Fifteen million dollars is the magic number for Republican Rick Lazio's New York Senate campaign. That's the amount of money Lazio says he'll need to compete against Hillary Rodham Clinton.

Appearing Tuesday on Don Imus' nationally syndicated morning talk show, the little-known congressman from Long Island said, ”We're going to need a lot of money ... It's a ton of dough.”

For the race against Clinton, Lazio said ”we're going to need $15 million or more.”

Through March 31, Clinton had raised more than $12 million for the Senate race. Aides to the first lady have said she plans to raise $25 million.
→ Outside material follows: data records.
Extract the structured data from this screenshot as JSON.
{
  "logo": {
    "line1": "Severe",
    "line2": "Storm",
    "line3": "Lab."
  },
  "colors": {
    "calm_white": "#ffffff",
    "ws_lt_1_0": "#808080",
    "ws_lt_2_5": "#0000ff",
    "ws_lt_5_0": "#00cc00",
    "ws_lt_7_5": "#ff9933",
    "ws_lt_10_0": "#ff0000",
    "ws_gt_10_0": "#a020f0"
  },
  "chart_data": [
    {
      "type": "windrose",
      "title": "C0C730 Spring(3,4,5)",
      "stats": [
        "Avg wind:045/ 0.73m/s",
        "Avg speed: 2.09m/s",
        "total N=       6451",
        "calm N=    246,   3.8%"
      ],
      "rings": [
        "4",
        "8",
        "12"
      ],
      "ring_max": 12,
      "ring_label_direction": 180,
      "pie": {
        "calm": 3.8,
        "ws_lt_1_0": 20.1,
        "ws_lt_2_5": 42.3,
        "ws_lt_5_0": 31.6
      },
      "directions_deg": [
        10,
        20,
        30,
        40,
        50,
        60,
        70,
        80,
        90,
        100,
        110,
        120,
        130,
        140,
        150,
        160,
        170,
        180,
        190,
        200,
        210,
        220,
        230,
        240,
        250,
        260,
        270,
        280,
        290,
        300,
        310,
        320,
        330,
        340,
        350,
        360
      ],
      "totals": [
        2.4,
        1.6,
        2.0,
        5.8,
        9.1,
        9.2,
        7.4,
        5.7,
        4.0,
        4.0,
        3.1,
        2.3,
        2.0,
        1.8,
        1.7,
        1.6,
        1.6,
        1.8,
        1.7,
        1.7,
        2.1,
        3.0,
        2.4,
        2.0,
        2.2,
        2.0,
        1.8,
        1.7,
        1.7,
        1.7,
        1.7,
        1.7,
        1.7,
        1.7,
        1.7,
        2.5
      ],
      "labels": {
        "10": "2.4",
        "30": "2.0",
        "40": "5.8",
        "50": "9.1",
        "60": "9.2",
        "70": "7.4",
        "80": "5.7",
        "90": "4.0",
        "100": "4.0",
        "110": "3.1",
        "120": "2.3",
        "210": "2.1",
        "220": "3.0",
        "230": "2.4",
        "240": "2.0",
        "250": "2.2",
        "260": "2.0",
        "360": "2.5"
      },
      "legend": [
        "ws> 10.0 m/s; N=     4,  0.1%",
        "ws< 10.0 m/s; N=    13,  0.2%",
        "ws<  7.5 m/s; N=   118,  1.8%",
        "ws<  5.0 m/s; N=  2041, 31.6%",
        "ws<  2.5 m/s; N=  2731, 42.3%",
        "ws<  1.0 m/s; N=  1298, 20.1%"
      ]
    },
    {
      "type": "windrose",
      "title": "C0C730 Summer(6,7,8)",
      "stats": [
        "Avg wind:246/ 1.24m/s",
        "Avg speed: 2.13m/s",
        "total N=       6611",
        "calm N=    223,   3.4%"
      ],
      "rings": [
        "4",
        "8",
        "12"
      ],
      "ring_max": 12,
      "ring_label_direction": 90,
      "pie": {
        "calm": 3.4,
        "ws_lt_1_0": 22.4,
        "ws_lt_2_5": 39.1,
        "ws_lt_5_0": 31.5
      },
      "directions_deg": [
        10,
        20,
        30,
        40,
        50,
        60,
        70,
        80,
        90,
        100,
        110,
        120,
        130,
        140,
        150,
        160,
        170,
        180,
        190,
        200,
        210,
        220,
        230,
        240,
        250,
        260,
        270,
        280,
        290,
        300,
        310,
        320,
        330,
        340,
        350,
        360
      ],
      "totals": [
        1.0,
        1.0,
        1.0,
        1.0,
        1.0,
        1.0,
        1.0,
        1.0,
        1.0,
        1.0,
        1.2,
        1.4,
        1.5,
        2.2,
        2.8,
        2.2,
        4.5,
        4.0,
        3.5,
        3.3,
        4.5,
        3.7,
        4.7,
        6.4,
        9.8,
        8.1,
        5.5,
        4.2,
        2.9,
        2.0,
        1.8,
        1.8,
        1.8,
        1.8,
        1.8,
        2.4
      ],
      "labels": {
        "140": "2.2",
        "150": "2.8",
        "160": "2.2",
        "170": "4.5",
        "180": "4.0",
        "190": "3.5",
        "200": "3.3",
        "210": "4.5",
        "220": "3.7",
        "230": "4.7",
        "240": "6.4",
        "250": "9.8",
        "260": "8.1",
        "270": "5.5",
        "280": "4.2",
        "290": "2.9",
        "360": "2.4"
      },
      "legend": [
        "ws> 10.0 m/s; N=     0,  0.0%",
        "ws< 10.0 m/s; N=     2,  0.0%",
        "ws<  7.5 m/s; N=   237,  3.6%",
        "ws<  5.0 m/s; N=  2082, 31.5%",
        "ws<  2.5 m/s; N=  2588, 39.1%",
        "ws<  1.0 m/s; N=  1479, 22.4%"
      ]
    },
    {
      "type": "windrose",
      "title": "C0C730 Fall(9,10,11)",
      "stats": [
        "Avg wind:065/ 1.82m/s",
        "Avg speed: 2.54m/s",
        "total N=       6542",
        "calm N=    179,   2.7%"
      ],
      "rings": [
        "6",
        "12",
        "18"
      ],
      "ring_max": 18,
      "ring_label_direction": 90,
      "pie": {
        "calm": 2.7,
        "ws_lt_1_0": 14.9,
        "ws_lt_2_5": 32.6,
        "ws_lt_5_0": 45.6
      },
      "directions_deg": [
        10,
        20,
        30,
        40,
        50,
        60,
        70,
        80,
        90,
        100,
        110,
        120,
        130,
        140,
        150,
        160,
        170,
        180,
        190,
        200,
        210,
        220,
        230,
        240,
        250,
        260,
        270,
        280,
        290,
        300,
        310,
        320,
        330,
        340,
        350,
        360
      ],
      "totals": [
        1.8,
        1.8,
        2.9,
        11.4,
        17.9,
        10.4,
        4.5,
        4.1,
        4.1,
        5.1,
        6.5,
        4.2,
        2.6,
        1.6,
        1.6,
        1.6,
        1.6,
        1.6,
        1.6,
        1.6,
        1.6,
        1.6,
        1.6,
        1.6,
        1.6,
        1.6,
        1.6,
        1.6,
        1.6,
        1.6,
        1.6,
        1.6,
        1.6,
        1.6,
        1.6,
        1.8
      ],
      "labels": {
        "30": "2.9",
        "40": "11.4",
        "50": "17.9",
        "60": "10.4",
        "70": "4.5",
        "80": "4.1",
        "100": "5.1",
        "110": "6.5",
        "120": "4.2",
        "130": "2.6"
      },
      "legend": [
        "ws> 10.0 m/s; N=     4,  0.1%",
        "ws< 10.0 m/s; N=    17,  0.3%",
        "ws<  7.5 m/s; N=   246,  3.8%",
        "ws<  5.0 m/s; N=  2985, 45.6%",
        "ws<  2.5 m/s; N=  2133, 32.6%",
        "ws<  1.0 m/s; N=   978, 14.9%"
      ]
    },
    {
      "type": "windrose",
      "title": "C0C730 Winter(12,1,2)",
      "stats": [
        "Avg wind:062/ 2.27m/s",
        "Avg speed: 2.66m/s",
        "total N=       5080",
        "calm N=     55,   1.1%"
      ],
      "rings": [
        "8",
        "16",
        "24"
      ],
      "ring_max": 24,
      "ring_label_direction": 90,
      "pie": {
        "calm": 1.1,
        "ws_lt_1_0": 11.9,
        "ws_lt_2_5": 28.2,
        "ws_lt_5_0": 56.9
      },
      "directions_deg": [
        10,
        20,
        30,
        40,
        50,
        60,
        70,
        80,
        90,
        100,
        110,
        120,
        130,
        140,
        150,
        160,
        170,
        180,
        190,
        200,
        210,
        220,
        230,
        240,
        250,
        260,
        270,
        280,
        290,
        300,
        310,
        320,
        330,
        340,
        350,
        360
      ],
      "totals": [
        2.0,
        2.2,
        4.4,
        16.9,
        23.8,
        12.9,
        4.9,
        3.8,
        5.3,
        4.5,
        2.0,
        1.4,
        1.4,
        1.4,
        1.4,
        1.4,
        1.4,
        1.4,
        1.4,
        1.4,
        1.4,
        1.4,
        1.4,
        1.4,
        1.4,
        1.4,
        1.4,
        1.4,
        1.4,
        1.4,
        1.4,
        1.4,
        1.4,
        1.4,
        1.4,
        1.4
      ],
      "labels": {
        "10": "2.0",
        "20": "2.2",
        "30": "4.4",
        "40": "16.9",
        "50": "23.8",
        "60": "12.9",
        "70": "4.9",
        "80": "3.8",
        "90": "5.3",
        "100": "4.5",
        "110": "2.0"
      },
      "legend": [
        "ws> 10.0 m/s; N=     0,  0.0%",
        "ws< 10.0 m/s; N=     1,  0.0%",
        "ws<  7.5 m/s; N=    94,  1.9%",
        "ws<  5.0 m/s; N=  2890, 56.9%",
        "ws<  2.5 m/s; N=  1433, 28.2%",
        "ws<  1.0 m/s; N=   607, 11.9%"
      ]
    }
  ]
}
Although Lazio said his fund raising was going well, the only detail he provided was that his Internet campaign site had generated about $300,000 in contributions since he entered the race. There was no immediate response from the Lazio camp about how much money his campaign has raised since New York Mayor Rudolph Giuliani withdrew from the race last month. Lazio had about $3.5 million in his campaign bank account when Giuliani, who has prostate cancer, dropped out.

In the Imus interview, Lazio also criticized the state election laws that Gov. George Pataki and state GOP Chairman William Powers used this year in an unsuccessful attempt to keep Sen. John McCain off the New York presidential primary ballot. Pataki and Powers were running Texas Gov. George W. Bush's New York primary campaign effort and Lazio himself was elected as a Bush delegate in that primary.

”I thought we should have allowed him on the ballot ... People need to have a reasonable shot at getting on the ballot as long as they have some support,” Lazio said. ”I think it's a wacky system. It's outdated and we need to change that.”

In fact, after it became clear that McCain was about to succeed in a court battle to get on New York's March 7 primary ballot, Pataki gave up the fight and called for changing the election law to make it easier for candidates to qualify for future presidential primaries.